Wenn Organisationen Personal abbauen, richtet sich die Aufmerksamkeit fast automatisch auf die Menschen, die das Unternehmen verlassen: auf Sozialpläne, Abfindungen, Trennungsgespräche. Verständlich – und dennoch nur die halbe Geschichte. Denn wie eine Trennung geführt wird, wirkt unmittelbar auf die Belegschaft, die bleibt, und auf die Führungskräfte und HR Business Partner, die sie umsetzen müssen.

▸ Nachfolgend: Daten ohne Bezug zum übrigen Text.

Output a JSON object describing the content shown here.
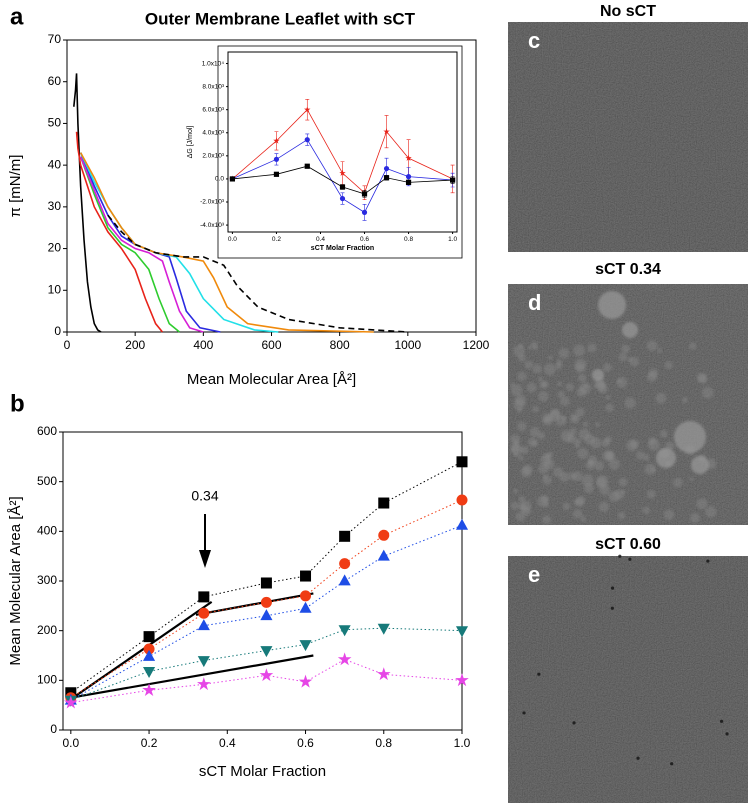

Deshalb arbeiten wir bei ChangePartner mit einem Ansatz, der beide Perspektiven bewusst zusammendenkt: Separation Management – die professionelle, rechtssichere und respektvolle Gestaltung von Trennungen – und Retention Management, also die gezielte Stabilisierung und Bindung der verbleibenden Organisation. Erst im Zusammenspiel entsteht eine Lösung, die trägt.

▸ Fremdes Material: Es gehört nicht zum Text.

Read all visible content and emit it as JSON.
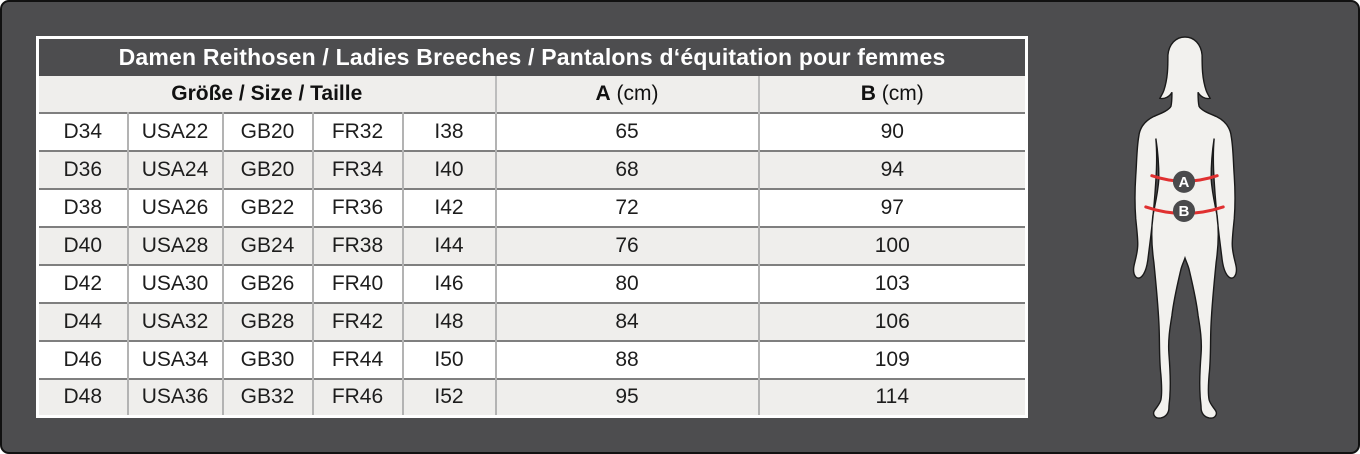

Kaum eine Aufgabe verlangt Führungskräften und HR Business Partnern so viel ab wie ein Trennungsgespräch. Sie sollen rechtssicher, respektvoll und klar kommunizieren – und gleichzeitig mit den eigenen Zweifeln umgehen, während sie jemandem gegenübersitzen, mit dem sie oft jahrelang zusammengearbeitet haben. Nicht selten schwingt dabei eine leise, unausgesprochene Frage mit, die weit über das einzelne Gespräch hinausreicht: Wenn das Unternehmen sich so von engagierten Kolleginnen und Kollegen trennt – wird man das auch mal mit mir machen?
Wird diese Frage nicht adressiert, entsteht schnell ein Gefühl von Beliebigkeit: Man engagiert sich, bringt Leistung, und am Ende zählt trotzdem nur die Kostenlinie. Das untergräbt genau das Vertrauen und die Bindung, die ein Unternehmen in einer Restrukturierung dringend braucht.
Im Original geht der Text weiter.